WORLD NEXT is your roadmap to understanding and accessing the growth potential of tomorrow's world:
- How the next generation of consumers will transform the design and delivery of tomorrow’s products
- The top technological and economic forces likely to impact the engineering industry
- New models of disruptive innovation from the world’s fastest growing markets
- Crowdfunding and how the new logic of hyper-capitalism will change the way that new products are developed and launched
- The new mindsets necessary to survive and thrive in fluid, hyper-competitive and uncertain global markets
- Workplaces of the future, and the new approaches that creative companies will use to scale global but retain their links to local markets
Biography
Founder and CEO of Tomorrow, a consumer innovation research lab, Mike Walsh advises some of the world's leading brands and corporations on what's coming next in their industry. Author of the best seller FUTURETAINMENT, he is a leading authority on the intersection of emerging technologies, consumer behavior and fast growth markets. Constantly traveling the world for the best ideas, he distils the most relevant insights into tailored keynotes that allow any audience to not only understand, but also start to influence the future direction of their industry. Rather than focusing on the distant future, Mike focuses on the next five years - scanning the near horizon for disruptive technologies and consumer innovations on the verge of hitting critical mass - then translating these into usable business strategies.

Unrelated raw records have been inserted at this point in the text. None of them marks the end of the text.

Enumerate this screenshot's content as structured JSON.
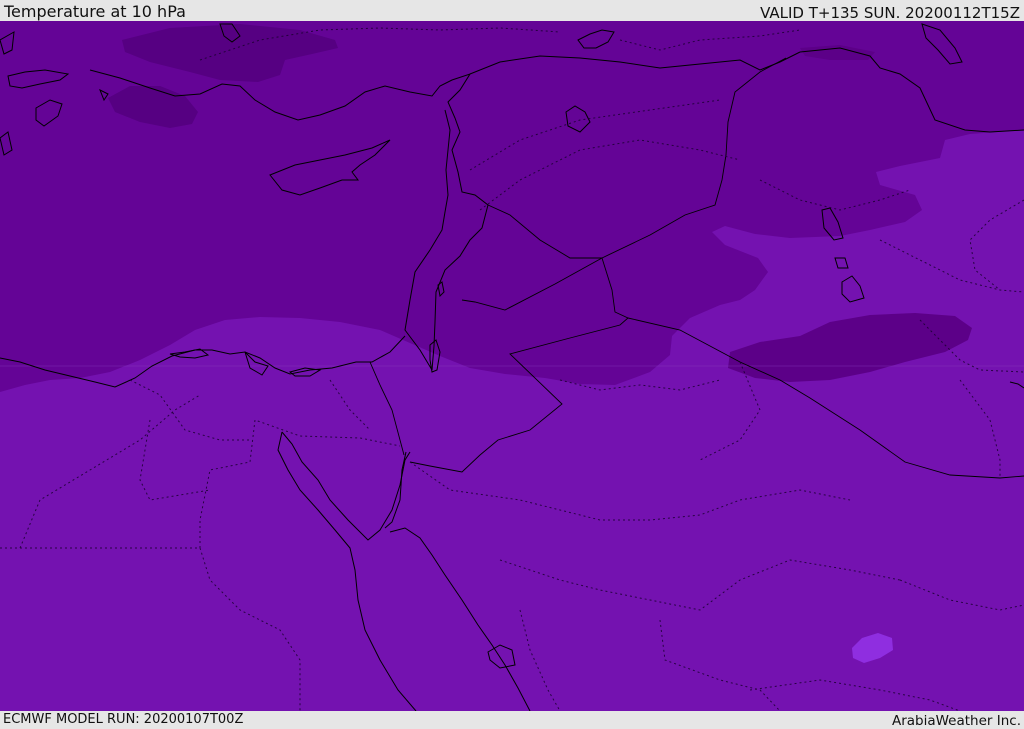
{
  "header": {
    "title": "Temperature at 10 hPa",
    "valid_time": "VALID T+135 SUN. 20200112T15Z"
  },
  "footer": {
    "model_run": "ECMWF MODEL RUN: 20200107T00Z",
    "credit": "ArabiaWeather Inc."
  },
  "map": {
    "field": "temperature",
    "level": "10 hPa",
    "colors": {
      "coldest_band": "#560082",
      "cold_band": "#640496",
      "mid_band": "#7412b0",
      "warm_spot": "#8f2ee0",
      "boundary_line": "#000000",
      "border_line": "#1a0030"
    }
  }
}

Publisher of the ‘Disruptive Future’ blog read by thousands of professionals in the media and entertainment space, Mike's unique insights and operating experience in emerging markets re breakthrough innovation and business transformation, makes him an expert on the growing influence of consumers in BRIC countries. Mike’s new book, The Divergence (published 2012), charts the rise of online consumers in these emerging markets and shows that tomorrow's Web will be radically different to conventional Western models requiring entirely new engagement strategies. His views have appeared in a wide range of international publications including Business Week, Forbes and Wallpaper Magazine.
Mike has been a pioneer in the digital space since the 1990s, running both successful start-up ventures as well as holding senior leadership positions in established media organizations. With a background in corporate law and management consulting, he began his career at XT3, a spin out from McKinsey and one of the first digital consulting firms created to help major companies embrace the embroynic Web. During the first dotcom boom, Mike launched the technology publishing group internet.com in Australia, which went on to become the leading local technology news and events platform in the country. He also founded and ran Jupiter Research in the Asia Pacific, one of the first research agencies to track the early adoption of e-commerce and digital business models by online consumers. During this period, he was recognized as one of Australia’s “Top 30 Entrepreneurs Under 30.”
After his experiences in the Web space, Mike spent five years in senior strategy roles at News Corporation where he helped shape the digital strategy for both their Australian newspaper and Asian TV divisions. Directly engaged by the CEO of Star TV to provide the company with a digital roadmap for their operations, he began his in-depth research into the fast growth markets of Asia.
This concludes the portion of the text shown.